Dear Dr G,

I am a 23-year-old university student who is emailing you with a bit of embarrassment. I am having the time of my life and embarking on sexual adventures.

Even though I am always cautious, I had a shock recently when I started having some painful twitches in my left testicle.

I thought nothing of it until it started getting excruciatingly painful and massively swollen and while I was initially embarrassed to see a doctor, I gave in when I developed a fever.

The doctor thought it was a simple urinary tract infection and gave me penicillin, which did not help much. Additionally, the urine culture turned up negative.

I then went back, and the doctor I saw told me that such infections are quite rare among young men and I was rather dismissive when he said that I may have contracted chlamydia.

To my horror, the test results turned up positive.

How can this be the case considering that I am always cautious and use protection when it comes to sex? Additionally, how can I show symptoms when I have not had sex for at least three months?

As such, I am putting Dr G on the spot to ask what is chlamydia and how did I contract it? Also, how can chlamydia affect the testicles?

What is the treatment for chlamydia and would it be any different if the testicles are involved?

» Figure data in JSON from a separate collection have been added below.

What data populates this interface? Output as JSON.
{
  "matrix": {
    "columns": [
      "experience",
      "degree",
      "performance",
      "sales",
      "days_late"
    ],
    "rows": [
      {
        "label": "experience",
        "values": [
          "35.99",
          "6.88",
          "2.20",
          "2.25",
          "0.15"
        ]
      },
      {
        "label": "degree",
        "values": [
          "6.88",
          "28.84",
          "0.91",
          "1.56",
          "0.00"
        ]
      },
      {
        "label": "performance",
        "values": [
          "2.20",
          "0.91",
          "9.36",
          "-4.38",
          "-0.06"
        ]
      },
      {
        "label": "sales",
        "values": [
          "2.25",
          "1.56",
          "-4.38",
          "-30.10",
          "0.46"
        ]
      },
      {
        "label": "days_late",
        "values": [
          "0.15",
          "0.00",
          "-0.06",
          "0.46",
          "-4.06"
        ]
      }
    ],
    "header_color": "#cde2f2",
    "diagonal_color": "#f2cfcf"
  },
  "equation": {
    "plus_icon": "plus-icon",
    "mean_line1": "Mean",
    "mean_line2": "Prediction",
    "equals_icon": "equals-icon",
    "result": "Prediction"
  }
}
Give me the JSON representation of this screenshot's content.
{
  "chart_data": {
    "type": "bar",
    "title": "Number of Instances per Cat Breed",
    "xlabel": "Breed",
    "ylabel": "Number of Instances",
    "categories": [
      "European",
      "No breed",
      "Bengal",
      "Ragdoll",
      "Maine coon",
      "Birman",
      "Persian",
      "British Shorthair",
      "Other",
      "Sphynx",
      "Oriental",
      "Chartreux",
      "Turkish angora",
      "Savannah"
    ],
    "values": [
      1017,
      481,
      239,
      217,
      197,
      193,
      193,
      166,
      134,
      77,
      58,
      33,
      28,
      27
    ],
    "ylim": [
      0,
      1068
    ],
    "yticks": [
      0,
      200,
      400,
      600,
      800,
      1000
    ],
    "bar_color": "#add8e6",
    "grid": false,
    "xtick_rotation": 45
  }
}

Finally, what are the long-term consequences I face?

Yours truly,

Swollen Sam

Chlamydia is one of the most common bacterial infections worldwide, and is ranked the most common sexually transmitted infections (STI). It accounts for 55% of all such bacterial infections with an estimated 131 million new infections contracted each year.

The World Health Organization (WHO) reports that young adults, particularly those aged 15-24, are

disproportionately affected by chlamydia and it often goes unnoticed due to its asymptomatic nature, which poses a significant challenge in terms of prevention and control.

Some reports have estimated that up to 7% sexually active men and 20% of sexually active women are infected with chlamydia in the US. One report even highlighted that 9% female students from certain American colleges are oblivious of dormant chlamydia.

In the realm of sexually transmitted infections, chlamydia is notorious for complications. One of these consequences in women include Pelvic Inflammatory Disease and Chronic Pelvic Pain. In men, the infection can result in epididymal orchitis, which is a painful condition that affects the male reproductive system. Epididymal orchitis occurs when the infection spreads from the urethra or bladder to the epididymis, a tightly coiled tube responsible for carrying and storing sperm. Chlamydia trachomatis, the bacterium responsible for chlamydia, can ascend in the genital tract, leading to inflammation and swelling of the epididymis. This condition can result in severe pain and discomfort, affecting fertility if left untreated.

The classic initial symptoms of chlamydia-induced epididymal orchitis are unilateral or bilateral pain and tenderness in the testicles. The pain can range from mild discomfort to an intense, throbbing sensation. The affected testicle and the adjacent one then become swollen and tender to touch, leading to a visibly larger and distorted appearance.

Individuals may experience a fever accompanied by chills, indicating an inflammatory response to the infection.

The diagnosis of chlamydia infection is often delayed as the symptoms may mimic common bacterial infections of the urinary tract such as E. Coli. The urine culture for the identification of bacterial types often fails due to chlamydia trachomatis being an obligate intracellular organism that does not survive on a petri dish. The only definitive diagnosis of a chlamydia infection is the PCR identification of the bacterial DNA. Such investigations are often costly and time consuming.

That said, chlamydia infections and epididymal orchitis are completely treatable and curable.

Seeking medical attention promptly is crucial for an accurate diagnosis and appropriate treatment. Resting with elevation of the scrotum and pain management using non- steroidal anti-inflammatory drugs (NSAIDs) are often recommended to alleviate symptoms. The most commonly prescribed treatment for chlamydia is a course of antibiotics, such as doxycycline. However, due to issues with non-compliance with medications or delays in treatment, a single high dose of Azithromax or Ceftriaxone may be warranted.

Sexual partners should also be notified and tested for chlamydia to prevent reinfection.

The key for prevention in the spread and recurrence of chlamydia infections is practising safe sex, and regular screening for sexually-transmitted infections is highly recommended, especially for sexually active individuals who engage in unprotected sexual activity or have multiple partners. However, such strategies often fail as the cost of screening is prohibitive.

While the topic of chlamydia infections and epididymal orchitis may evoke laughter after the infection has resolved, it is crucial to approach the lesson with awareness and seriousness. Understanding the prevalence and risks of emergence of this contagious bacteria is the key to prevent more dormant infections causing epididymal orchitis, and the unintentional spread of the disease.

When Dr G is put on the spot, his response is when it comes to safe sex is to not make it easy and to never let that which is dormant get anywhere near your crown jewels!